Note: the URIs are relative here. The absolute URI will look something like the following

http://www.mycrm.com/ (all customers will be listed)
http://www.mycrm.com/CUS000123/ (for a particular customer)

Hope that gives you a fair idea of what a RESTful service is all about.

Why REST is becoming popular and more and more people are adopting REST, including Microsoft?

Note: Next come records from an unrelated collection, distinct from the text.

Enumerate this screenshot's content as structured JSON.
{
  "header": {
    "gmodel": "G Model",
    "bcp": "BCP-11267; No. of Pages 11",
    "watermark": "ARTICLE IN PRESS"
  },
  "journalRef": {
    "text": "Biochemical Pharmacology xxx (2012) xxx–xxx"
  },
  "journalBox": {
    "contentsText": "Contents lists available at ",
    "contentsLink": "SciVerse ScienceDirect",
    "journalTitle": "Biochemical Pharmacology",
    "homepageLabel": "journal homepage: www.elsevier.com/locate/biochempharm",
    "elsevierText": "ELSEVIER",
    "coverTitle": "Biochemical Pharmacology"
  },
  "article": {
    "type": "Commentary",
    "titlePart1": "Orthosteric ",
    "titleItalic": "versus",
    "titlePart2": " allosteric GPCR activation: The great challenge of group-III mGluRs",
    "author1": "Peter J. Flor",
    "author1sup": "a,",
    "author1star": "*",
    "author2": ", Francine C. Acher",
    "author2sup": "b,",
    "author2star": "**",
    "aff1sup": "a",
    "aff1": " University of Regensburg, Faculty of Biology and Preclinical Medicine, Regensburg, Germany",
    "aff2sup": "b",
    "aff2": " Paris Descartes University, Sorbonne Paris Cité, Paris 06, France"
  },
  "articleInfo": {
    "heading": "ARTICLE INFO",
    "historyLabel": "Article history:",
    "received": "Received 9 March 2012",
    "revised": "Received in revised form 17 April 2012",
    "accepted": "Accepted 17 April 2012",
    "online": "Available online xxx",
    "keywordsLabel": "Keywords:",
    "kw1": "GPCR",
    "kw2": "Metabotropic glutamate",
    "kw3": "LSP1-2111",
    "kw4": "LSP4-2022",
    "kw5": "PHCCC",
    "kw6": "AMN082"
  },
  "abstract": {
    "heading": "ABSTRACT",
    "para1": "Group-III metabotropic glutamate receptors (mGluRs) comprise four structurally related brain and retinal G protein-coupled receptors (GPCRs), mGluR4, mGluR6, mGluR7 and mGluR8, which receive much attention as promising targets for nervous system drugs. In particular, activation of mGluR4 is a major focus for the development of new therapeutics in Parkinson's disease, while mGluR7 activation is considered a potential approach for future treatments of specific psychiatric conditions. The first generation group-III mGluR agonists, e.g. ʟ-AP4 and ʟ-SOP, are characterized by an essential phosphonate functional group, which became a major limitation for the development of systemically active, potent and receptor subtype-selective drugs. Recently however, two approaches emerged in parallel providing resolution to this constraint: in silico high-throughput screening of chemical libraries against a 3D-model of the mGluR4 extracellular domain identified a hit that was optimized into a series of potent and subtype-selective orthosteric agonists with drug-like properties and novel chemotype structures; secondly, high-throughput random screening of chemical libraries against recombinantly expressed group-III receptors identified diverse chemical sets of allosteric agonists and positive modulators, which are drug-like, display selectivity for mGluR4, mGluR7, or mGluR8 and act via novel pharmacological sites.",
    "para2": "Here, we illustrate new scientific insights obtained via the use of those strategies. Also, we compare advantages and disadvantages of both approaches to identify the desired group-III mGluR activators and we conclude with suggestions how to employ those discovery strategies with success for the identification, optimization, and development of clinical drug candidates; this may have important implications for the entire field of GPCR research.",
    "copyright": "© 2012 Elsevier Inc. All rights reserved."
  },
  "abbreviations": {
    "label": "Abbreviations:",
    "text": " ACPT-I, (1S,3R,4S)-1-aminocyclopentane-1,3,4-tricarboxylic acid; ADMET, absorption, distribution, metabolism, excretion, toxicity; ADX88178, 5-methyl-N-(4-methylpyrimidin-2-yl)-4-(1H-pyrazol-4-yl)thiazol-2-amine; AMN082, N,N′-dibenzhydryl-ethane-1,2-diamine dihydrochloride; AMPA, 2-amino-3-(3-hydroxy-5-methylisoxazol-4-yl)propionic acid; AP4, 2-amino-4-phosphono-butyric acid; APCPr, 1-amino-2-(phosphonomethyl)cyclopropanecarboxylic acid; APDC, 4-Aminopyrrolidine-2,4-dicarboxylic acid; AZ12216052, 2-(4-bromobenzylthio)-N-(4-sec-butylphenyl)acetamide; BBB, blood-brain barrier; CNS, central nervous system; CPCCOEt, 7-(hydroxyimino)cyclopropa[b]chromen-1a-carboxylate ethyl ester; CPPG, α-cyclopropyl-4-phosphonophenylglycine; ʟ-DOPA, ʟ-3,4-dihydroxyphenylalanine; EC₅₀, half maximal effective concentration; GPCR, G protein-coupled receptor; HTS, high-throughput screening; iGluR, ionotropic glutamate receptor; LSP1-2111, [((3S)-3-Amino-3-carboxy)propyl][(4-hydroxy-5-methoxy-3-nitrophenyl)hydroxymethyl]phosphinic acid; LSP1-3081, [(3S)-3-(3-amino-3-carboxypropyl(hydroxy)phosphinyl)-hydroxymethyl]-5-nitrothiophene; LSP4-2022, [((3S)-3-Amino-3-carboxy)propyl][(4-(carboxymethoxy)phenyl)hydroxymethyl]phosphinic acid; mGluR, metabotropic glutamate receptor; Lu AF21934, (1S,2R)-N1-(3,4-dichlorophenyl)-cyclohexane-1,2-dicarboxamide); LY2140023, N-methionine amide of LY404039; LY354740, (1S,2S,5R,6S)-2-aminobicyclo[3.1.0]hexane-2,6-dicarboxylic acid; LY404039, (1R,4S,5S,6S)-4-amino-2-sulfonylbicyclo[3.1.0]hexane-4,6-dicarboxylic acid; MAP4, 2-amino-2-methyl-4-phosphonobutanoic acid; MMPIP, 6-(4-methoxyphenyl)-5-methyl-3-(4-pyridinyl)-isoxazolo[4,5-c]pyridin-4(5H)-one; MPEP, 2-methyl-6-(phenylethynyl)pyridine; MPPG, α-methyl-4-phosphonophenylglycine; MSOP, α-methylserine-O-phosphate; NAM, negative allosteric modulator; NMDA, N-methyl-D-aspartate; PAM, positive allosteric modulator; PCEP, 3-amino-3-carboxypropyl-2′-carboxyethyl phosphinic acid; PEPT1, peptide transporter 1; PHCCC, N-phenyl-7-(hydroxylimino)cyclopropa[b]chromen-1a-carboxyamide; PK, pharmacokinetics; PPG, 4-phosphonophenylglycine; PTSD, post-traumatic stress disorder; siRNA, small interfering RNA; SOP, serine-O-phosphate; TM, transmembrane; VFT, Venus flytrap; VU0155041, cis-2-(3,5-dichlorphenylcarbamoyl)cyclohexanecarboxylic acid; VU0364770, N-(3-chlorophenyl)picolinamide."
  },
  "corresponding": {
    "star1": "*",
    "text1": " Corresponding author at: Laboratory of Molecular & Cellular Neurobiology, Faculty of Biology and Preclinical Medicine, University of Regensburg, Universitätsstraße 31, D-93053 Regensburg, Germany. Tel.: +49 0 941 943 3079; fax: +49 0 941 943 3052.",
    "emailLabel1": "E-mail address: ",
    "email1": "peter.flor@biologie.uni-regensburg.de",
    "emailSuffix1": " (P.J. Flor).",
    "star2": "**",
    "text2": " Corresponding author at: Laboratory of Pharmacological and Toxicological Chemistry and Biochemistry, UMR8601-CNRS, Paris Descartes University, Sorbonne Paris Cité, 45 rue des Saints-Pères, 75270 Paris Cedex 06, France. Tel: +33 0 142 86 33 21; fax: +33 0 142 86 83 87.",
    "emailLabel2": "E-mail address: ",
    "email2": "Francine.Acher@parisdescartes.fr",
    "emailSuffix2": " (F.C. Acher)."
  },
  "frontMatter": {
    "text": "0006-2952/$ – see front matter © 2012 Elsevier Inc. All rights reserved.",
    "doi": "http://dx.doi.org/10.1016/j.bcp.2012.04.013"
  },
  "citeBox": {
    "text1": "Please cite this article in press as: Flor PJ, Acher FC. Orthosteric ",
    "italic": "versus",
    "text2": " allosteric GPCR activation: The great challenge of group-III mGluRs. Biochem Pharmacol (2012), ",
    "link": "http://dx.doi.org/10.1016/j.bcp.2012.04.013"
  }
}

  • REST uses the standard HTTP web protocol. HTTP has got a lot of built-in capabilities like authentication, caching, content negotiation etc. When you use REST, you get all those benefits for free.
  • REST has an uniform interface: with 3 or 4 methods you define every operation that brings in a greater amount of simplicity.
  • Since it’s HTTP based, both the server and client become stateless that makes your system perfectly scalable (i.e. the HTTP request or HTTP response has got all the details contained within itself, so the client or server doesn’t need to maintain the state).
  • All systems that support the standard HTTP protocol support your service, too. It’s more interoperable than SOAP.
Now we come to the important question of SOAP Vs REST
 
SOAP Vs REST??
 
When this question is raised, an alert and safe architect would answer something like this – “it depends”. That’s the standard answer and here, it’s quite correct, too. I believe you need to make the right choice keeping your current problem domain in mind.
  • For simple CRUD operations REST makes perfect sense, but for a complex domain the resources that you carve out may not simulate the real time. For example you may need to consider ‘money transfer’ as resource in the banking domain whereas our logical mind tells us it’s more of an operation. It’s a disadvantage to me, but for some people it’s the simplicity – “I am able to define all my behaviors with a few well known HTTP verbs”.
  • SOAP tool kits are not supported in all platforms, while there are no such problems for REST as it’s HTTP based.
  • For REST, the transport layer is fixed, that is HTTP. For SOAP you have many options like TCP/IP, NET PIPE etc., including HTTP.
  • SOAP supports sophisticated security standards, but with HTTPS, REST may be giving a close competition.
I do not wish to sell one over the other because I am myself not influenced by any one of these models, in particular. I perfectly agree with the response ‘it depends’.